5.4. Pipes and Filters

Overview

The pipes and filters pattern, shown in Figure 5.4, “Pipes and Filters Pattern”, describes a way of constructing a route by creating a chain of filters, where the output of one filter is fed into the input of the next filter in the pipeline (analogous to the UNIX pipe command). The advantage of the pipeline approach is that it enables you to compose services (some of which can be external to the Apache Camel application) to create more complex forms of message processing.

Figure 5.4. Pipes and Filters Pattern

Pipes and filters pattern

Pipeline for the InOut exchange pattern

Normally, all of the endpoints in a pipeline have an input (In message) and an output (Out message), which implies that they are compatible with the InOut message exchange pattern. A typical message flow through an InOut pipeline is shown in Figure 5.5, “Pipeline for InOut Exchanges”.

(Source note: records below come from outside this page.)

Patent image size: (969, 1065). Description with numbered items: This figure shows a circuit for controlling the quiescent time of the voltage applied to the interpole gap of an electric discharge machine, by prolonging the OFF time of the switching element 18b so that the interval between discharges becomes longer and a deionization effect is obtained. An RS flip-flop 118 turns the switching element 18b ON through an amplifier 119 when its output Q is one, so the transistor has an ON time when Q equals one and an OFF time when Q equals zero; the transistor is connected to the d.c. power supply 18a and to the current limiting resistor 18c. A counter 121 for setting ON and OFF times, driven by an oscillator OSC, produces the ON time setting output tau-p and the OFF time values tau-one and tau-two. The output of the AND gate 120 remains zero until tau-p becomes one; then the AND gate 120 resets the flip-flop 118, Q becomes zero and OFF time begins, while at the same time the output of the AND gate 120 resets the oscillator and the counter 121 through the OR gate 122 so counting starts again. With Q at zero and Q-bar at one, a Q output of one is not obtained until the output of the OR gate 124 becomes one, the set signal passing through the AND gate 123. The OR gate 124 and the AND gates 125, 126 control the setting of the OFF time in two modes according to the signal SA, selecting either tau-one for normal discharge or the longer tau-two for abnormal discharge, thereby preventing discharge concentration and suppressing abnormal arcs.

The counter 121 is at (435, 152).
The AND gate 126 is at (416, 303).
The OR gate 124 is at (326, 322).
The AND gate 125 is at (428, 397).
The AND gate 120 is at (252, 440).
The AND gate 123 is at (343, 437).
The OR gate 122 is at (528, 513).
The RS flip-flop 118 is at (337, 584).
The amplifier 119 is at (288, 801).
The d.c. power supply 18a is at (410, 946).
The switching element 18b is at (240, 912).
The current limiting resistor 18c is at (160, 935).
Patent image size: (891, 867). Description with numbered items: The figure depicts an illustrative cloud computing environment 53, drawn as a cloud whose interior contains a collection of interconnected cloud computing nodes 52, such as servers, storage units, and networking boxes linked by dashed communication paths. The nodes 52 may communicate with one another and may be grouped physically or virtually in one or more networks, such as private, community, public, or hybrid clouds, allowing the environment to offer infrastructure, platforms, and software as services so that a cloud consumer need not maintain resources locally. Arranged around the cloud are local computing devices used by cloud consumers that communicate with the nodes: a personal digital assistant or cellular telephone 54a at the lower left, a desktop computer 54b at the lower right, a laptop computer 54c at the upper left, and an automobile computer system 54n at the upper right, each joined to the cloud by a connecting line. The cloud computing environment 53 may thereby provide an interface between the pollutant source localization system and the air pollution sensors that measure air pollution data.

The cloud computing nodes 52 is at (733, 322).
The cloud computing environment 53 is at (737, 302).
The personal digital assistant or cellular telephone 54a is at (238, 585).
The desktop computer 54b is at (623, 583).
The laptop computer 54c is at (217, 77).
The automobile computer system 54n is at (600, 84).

Figure 5.5. Pipeline for InOut Exchanges

Pipeline for InOut exchanges
The pipeline connects the output of each endpoint to the input of the next endpoint. The Out message from the final endpoint is sent back to the original caller. You can define a route for this pipeline, as follows:
from("jms:RawOrders").pipeline("cxf:bean:decrypt", "cxf:bean:authenticate", "cxf:bean:dedup", "jms:CleanOrders");
The same route can be configured in XML, as follows:
<camelContext id="buildPipeline" xmlns="http://camel.apache.org/schema/spring">
  <route>
    <from uri="jms:RawOrders"/>
    <to uri="cxf:bean:decrypt"/>
    <to uri="cxf:bean:authenticate"/>
    <to uri="cxf:bean:dedup"/>
    <to uri="jms:CleanOrders"/>
  </route>
</camelContext>
There is no dedicated pipeline element in XML. The preceding combination of from and to elements is semantically equivalent to a pipeline. See the section called “Comparison of pipeline() and to() DSL commands”.

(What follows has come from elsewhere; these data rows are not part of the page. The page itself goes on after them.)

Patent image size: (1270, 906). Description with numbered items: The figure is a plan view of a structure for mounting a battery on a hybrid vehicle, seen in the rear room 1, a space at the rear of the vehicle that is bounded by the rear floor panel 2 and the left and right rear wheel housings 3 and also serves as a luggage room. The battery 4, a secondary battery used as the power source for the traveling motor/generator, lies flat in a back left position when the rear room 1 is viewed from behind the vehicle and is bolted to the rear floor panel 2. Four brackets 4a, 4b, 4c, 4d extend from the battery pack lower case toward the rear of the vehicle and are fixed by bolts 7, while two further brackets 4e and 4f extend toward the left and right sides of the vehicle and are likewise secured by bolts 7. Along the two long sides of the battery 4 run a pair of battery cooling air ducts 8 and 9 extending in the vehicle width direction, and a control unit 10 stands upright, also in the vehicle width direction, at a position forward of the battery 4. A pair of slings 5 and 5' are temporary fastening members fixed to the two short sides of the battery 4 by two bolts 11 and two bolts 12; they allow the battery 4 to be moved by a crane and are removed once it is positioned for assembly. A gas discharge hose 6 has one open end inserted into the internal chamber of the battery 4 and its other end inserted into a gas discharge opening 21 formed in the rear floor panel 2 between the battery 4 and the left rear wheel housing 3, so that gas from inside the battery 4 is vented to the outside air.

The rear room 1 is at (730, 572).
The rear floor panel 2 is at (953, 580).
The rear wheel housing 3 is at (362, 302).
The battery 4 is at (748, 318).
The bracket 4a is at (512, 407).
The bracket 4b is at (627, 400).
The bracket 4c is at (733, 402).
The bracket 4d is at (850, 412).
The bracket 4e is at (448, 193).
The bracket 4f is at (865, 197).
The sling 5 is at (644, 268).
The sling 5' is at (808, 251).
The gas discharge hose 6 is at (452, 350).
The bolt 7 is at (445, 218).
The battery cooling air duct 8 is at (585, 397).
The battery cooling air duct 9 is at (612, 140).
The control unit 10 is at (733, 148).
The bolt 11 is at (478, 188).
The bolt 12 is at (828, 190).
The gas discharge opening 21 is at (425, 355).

Pipeline for the InOnly and RobustInOnly exchange patterns

When there are no Out messages available from the endpoints in the pipeline (as is the case for the InOnly and RobustInOnly exchange patterns), a pipeline cannot be connected in the normal way. In this special case, the pipeline is constructed by passing a copy of the original In message to each of the endpoints in the pipeline, as shown in Figure 5.6, “Pipeline for InOnly Exchanges”. This type of pipeline is equivalent to a recipient list with fixed destinations(see Section 8.3, “Recipient List”).

Figure 5.6. Pipeline for InOnly Exchanges

Pipeline for InOnly exchanges
The route for this pipeline is defined using the same syntax as an InOut pipeline (either in Java DSL or in XML).

Comparison of pipeline() and to() DSL commands

In the Java DSL, you can define a pipeline route using either of the following syntaxes:
  • Using the pipeline() processor command — Use the pipeline processor to construct a pipeline route as follows:
    from(SourceURI).pipeline(FilterA, FilterB, TargetURI);
  • Using the to() command — Use the to() command to construct a pipeline route as follows:
    from(SourceURI).to(FilterA, FilterB, TargetURI);
    Alternatively, you can use the equivalent syntax:
    from(SourceURI).to(FilterA).to(FilterB).to(TargetURI);
Exercise caution when using the to() command syntax, because it is not always equivalent to a pipeline processor. In Java DSL, the meaning of to() can be modified by the preceding command in the route. For example, when the multicast() command precedes the to() command, it binds the listed endpoints into a multicast pattern, instead of a pipeline pattern(see Section 8.11, “Multicast”).